We’ve had an interesting time here in Benidorm, it’s been an eye opener. Whist we’ve enjoyed our time here, I’m not sure that I’d like to be here at the height of summer. Tomorrow we will be moving inland to a small town called Crevillent, where we’ll be staying until after the Kings on 6th January (more on that next time).


Benidorm then…
… and now
It’s a concrete jungle…
… enclosed by a green belt and mountains
Early evening at Tapas Alley in the old town
One of the tapas bars
More tapas bar
Chuletas de cordero – one of my favourite tapas dishes…
… and another favourite – pulpo a la Gallega (I made this one!)
Christmas lights in the old town
Outside the Plaza de Toros…
… and inside
The oldest fish & chip shop in town
The Spanish are lotto mad
There are lotto stalls all over the place
On the campsite
I imagine you must have to get up super early in Benidorm to get a broadsheet or the FT
Carol had to make do reading the local rag
Our winnings at the carol concert
‘I think she’s dead!’ We did a first aid course at the campsite
Christmas caravans
The Benidorm Palace (think Circus Tavern)
We didn’t expect to find an Iceland here
A group of British ladies on their way to the bar
A lane in the new town
Most zebra crossings in the new town have the warning in English only!
Line dancing class or flashmob?

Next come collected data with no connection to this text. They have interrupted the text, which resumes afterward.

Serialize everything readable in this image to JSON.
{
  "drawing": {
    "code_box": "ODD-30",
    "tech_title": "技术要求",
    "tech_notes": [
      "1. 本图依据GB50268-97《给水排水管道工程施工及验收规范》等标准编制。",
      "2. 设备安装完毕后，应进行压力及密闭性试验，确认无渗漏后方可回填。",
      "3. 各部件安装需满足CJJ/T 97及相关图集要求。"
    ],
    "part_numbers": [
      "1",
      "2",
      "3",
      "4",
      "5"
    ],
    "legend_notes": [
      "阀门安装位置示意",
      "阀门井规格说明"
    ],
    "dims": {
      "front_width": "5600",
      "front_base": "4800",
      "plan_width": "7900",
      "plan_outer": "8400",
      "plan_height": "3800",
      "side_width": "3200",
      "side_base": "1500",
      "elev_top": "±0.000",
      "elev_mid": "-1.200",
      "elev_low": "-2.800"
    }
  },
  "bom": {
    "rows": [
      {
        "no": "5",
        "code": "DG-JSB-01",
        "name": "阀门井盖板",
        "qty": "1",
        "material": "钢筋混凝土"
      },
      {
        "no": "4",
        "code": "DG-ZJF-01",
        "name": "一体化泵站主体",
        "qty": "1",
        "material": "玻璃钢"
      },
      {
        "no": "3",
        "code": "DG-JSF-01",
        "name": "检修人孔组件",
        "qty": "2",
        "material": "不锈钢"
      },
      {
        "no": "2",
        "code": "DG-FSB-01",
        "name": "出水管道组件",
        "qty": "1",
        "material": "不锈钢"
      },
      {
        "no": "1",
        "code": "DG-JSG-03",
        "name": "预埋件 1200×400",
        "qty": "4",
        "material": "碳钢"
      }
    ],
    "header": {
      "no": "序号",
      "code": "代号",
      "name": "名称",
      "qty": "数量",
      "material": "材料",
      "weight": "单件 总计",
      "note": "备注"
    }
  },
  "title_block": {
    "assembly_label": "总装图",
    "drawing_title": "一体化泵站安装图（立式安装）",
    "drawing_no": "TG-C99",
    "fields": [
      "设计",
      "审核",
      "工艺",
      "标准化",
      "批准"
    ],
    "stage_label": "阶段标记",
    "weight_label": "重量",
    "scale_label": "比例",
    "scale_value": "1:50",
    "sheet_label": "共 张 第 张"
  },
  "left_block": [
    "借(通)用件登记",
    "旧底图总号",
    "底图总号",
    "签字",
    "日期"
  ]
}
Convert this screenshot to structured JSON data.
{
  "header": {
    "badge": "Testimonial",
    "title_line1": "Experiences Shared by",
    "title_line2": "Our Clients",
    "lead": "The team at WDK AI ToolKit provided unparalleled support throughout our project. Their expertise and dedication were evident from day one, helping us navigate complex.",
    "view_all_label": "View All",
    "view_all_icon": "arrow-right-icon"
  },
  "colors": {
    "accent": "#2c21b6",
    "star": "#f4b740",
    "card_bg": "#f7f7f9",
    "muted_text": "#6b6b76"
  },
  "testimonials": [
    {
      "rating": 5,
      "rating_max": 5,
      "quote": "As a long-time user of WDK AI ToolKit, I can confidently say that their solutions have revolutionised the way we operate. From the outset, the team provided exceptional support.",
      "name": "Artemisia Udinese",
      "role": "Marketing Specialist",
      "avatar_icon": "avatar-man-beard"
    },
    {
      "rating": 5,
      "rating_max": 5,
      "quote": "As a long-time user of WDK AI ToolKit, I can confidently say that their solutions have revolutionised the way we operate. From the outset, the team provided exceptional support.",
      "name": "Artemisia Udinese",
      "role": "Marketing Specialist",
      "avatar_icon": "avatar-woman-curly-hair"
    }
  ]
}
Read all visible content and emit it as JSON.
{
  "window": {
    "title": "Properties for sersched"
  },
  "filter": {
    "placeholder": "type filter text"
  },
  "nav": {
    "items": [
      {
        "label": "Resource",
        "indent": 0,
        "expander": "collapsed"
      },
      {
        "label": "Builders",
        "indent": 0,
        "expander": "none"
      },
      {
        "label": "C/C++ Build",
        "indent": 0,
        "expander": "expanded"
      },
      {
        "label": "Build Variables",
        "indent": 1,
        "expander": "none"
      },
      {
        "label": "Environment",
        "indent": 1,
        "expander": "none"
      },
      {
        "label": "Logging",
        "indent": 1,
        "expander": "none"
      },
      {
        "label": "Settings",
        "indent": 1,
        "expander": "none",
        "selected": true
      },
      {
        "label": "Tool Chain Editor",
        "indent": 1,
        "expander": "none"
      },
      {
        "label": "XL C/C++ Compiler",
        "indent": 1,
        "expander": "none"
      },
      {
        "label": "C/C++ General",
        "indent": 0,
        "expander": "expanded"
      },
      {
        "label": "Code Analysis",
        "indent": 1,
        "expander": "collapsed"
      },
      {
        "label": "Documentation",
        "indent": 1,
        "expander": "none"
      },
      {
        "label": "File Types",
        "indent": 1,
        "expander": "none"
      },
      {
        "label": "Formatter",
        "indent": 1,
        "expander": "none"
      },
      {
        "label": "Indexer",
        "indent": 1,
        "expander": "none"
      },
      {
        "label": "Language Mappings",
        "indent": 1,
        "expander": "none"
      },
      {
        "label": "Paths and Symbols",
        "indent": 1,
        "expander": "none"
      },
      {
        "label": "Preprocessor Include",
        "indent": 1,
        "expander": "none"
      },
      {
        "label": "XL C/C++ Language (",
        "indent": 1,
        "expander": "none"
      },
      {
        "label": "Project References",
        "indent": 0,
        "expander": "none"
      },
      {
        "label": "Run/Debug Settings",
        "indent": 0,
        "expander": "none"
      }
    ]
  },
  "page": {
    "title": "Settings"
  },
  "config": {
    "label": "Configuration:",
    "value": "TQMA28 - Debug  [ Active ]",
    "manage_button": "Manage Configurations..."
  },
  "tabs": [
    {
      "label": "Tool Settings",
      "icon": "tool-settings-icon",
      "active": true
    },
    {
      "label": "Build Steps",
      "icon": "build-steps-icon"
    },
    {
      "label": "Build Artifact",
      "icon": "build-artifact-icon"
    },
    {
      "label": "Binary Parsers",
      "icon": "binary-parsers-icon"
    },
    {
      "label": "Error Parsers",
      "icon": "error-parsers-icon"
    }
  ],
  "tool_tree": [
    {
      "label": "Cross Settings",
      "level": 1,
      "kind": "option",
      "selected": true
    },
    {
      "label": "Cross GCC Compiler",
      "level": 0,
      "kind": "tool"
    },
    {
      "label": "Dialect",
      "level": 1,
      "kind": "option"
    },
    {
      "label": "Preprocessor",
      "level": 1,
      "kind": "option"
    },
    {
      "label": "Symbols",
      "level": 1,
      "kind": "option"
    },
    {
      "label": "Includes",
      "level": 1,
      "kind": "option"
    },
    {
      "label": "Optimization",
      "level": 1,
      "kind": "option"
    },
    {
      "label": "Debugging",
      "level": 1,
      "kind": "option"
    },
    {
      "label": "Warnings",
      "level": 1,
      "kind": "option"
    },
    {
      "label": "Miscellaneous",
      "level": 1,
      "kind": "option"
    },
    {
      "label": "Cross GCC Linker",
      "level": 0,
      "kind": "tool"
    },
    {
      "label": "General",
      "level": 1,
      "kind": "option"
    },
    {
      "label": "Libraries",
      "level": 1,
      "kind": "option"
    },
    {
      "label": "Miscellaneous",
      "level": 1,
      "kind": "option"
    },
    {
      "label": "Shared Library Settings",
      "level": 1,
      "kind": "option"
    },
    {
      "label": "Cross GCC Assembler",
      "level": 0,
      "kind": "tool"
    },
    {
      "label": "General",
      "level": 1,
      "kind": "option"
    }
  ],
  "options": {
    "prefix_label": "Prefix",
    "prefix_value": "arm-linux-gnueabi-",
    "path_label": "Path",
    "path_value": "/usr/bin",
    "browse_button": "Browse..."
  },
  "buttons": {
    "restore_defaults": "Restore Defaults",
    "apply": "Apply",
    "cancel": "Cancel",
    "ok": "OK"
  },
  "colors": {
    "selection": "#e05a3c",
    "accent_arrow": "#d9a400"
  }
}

We weren’t sure!
By the beach
The beach at night time
New town bars and restaurants
I was given this Red Lion euro in my change at a restaurant
And here is the said pub – the best pub in Benidorm… allegedly
Some of the English breakfast places, like this one, made Weatherspoons look decidedly upmarket…
… so we went to a nice Dutch place for ours!
Mobility scooterville

10 thoughts on “Benidorm”

    • Lol … Very few ‘foreigners’ here in sunny Benidorm – a world away from Greece! Sending festive greeting back. Carol x

  1. Benidorm was my first ever holiday abroad in 1985 when I was 21. It was even more developed then than the picture from 1974, but there was nothing on the Poniente beach. I still love visiting for a short time, and I can see the attraction for long-term stays as the competition keeps prices so cheap – so the cost of living (especially if you enjoy a few drinks) is minimal.

    • Yes it’s definitely a popular place! Not so cheap along the sea front though, but away from there you can get some lovely wine for less than €2 per (unmeasured) glass.

  2. Hi both. We were in Kalamata for the kings, at the same time as yourselves last year. We are back in Greece, on a campsite near Nafplio. Hope you have a super Christmas and an adventurous new year. Sue, John and Ana the dog x

    • Hasn’t the past year just flown by?! Hope you’ve been practising your swimming ready to catch the wreath on the 6th. We walked up that ‘hill’ at Nafplio – still remember every step. Enjoy the ouzo and the festivities – and keep in touch! Carol and Mike x

    • Hi again Mike and Carol, we will definitely keep in touch, we owe you both a beer, tinto verano or ouzo, wherever it might be. This to thank you for all the super places, that we have visited along the way following your blog. There are so many including – the Hamsa restaurant in Krakow, Mazel Tov in Budapest and Shtastliveca in Sofia. We’ve enjoyed following your footsteps on walking tours and many places of interest, in so many countries. We now even search out Stolpersteines, which we had never heard of until you mentioned them. Thank you once again. Bye for now Sue, John and Ana the dog x

    • Thank you so much for your lovely comments, we’re so glad that you’ve enjoyed the blog and found it helpful. If you find yourselves in Thessaloniki then definitely check out the stuffed onions at To Elliniko!

  3. Thank you, that was an excellent write up and confirmed much of what I had heard about the place. Worth a visit, and good to stock up on some British essentials, but I think all the mobility scooters would drive me a bit mad too.
    We’ll be making our way there in February just as some of the snow-birds might be leaving…

    • Thanks for getting in touch, good to hear from you. Yep it’s definitely worth a visit, though we won’t be rushing back anytime soon!